The recent death of former Secretary of Defense Robert McNamara had many of us revisiting the Vietnam era that was so synonymous with the late, less-than-lamented secretary of defense. McNamara, who died at 93, was the reluctant warrior who, not unlike Colin Powell, couldn’t resign in honor when it mattered most.
When he finally did — in early 1968 — it was too late. Many of those 58,000 American G.I.s were already dead.
The man who turned “architect” into an epithet was often Exhibit A for the Kennedy Administration’s “Best and Brightest” self-paean. But here’s what we never figured out: Why McNamara for that job? Because as the young, well-pedigreed president of Ford he was a bona fide “whiz kid” when it came to crunching numbers, improving procurement practices and finding efficiencies? Obviously.
But how about the pressing issues of the day? Where, how and whether or not to apply America’s military might? Obviously not a priority.
The Defense Department gave bureaucratic morass a bad name, and McNamara was brought in to tame and transform it. He was, as the Washington Post’s David Ignatius has pointed out, brought in “to challenge outmoded practices, politics be damned.” He was “the ultimate rationalist,” said Ignatius, whose father worked for McNamara at the Pentagon.
Talk about “outmoded practices.” How ironic.
Was anything more on its way to being outmoded than the paranoid, 1960s, anti-communist prism through which too many American leaders still saw the world?

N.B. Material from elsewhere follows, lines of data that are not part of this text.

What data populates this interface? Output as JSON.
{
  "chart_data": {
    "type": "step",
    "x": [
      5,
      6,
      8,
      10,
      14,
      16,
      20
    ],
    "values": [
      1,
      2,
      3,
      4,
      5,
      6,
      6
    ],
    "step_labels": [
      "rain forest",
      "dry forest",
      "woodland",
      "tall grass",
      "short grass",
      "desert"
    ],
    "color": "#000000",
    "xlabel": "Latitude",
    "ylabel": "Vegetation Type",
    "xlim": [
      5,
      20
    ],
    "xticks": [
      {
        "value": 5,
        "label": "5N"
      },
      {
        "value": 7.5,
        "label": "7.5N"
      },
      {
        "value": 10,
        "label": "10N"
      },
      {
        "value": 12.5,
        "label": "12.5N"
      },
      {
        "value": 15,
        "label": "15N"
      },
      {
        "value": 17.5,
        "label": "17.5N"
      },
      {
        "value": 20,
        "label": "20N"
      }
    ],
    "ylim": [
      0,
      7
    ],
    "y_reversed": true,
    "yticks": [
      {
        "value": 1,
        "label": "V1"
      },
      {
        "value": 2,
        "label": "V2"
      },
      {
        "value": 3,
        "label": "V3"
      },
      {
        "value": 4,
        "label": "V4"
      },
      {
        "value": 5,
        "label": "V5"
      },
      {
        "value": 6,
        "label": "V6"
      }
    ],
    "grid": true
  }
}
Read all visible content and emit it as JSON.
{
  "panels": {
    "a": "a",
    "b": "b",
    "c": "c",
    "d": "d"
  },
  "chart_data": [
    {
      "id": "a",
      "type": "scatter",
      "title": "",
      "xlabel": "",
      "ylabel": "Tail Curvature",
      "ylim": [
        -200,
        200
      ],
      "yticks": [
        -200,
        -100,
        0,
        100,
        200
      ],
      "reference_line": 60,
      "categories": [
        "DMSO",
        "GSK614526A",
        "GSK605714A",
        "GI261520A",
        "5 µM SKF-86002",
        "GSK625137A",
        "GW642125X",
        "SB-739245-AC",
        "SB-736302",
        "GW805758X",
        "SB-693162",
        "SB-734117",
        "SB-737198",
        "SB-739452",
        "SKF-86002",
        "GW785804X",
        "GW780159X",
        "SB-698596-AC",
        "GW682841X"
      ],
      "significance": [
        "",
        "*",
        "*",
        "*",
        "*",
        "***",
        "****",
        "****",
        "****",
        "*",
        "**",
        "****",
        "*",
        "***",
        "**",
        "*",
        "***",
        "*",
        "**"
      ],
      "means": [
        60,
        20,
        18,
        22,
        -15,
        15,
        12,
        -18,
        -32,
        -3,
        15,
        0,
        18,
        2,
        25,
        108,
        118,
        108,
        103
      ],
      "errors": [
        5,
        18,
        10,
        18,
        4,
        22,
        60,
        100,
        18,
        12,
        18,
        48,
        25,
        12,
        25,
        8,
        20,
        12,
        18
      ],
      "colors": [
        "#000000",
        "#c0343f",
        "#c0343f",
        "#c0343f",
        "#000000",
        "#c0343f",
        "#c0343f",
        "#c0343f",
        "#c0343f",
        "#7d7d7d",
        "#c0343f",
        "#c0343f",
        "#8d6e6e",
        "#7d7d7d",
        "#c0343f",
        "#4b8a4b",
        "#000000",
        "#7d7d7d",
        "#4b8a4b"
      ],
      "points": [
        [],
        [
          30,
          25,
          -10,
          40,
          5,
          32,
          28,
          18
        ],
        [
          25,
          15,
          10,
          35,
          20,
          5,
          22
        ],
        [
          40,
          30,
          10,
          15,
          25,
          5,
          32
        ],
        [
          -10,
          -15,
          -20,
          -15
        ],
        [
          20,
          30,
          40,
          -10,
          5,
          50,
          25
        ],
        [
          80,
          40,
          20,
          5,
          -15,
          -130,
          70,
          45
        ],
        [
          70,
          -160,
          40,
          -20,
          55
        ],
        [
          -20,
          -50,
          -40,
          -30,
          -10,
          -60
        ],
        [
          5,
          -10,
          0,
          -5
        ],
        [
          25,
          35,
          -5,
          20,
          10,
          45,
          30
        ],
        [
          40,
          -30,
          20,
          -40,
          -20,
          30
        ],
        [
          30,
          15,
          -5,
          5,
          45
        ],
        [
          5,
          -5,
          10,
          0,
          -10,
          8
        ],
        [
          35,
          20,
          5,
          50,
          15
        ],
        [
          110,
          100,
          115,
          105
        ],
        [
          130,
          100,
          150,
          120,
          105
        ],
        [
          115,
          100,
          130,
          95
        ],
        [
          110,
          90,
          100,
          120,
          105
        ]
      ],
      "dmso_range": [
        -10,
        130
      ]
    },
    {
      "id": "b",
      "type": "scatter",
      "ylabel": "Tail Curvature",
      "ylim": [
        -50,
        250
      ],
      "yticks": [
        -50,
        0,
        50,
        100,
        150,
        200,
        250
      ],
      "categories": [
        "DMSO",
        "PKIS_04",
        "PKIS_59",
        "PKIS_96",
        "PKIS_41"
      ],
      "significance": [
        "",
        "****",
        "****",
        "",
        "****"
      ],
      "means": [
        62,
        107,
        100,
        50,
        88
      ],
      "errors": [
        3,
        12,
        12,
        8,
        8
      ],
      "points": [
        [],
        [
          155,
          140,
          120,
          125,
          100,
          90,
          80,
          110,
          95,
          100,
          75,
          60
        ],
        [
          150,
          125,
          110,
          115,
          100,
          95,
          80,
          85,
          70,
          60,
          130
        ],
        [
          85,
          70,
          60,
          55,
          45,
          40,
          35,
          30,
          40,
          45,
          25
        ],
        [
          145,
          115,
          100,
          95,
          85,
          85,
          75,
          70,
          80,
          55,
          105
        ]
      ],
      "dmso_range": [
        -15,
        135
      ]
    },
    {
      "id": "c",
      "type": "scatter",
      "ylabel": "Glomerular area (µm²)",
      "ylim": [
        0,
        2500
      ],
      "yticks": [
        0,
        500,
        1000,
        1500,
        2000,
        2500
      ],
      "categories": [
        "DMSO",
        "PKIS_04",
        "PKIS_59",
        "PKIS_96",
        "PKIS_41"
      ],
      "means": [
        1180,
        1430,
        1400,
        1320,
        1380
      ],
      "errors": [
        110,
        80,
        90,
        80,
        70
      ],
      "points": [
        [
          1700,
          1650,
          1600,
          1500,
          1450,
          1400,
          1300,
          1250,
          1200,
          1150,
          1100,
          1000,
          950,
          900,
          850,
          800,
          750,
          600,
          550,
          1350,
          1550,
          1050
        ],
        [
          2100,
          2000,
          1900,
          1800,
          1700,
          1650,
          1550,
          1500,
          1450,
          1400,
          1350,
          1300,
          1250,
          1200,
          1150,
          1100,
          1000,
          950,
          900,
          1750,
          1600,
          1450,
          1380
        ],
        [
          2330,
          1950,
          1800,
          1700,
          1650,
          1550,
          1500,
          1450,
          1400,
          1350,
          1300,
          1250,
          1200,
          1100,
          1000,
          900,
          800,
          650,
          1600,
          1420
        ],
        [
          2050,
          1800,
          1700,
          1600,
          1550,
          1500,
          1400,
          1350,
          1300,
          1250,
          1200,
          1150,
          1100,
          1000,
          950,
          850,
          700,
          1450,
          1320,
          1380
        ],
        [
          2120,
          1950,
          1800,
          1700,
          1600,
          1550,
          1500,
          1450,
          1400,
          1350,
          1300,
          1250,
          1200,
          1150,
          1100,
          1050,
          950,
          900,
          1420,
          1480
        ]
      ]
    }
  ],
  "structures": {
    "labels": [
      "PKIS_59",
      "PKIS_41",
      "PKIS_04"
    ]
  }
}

* A prism that rationalized Vietnam as a necessary and righteous proxy fight and not a civil war. One that theorized geopolitical “dominoes” and put America on the side of a corrupt South Vietnamese regime and in league with the assassins of President Ngo Dinh Diem. One that defined Ho Chi Minh, who once helped the Brits against the Japanese, as an implacable, ideological enemy of a country on the opposite side of the world.
* A prism that obscured the reality that it was the U.S.-backed South that wanted no parts of the Geneva agreement that included national elections.
* A prism that so distorted history that it actually seemed to make sense for America to have replaced the French in IndoChina.
Ultimately, McNamara presided over Kennedy-Johnson Administration policy that asked young Americans to die for something far less than the legitimate defense of their country. It was more than wrong. It was morally repugnant. It was to become his legacy.
McNamara was bright enough to see the need for a more efficient fighting machine, but not astute enough to see soon enough that U.S. military might wasn’t meant for guerilla warfare. Hearts and minds could never be won with napalm. A legacy subset.
The “Best and Brightest?” No, McNamara wasn’t the best nor the brightest choice for a job that should have required so much more than slide-rule acumen.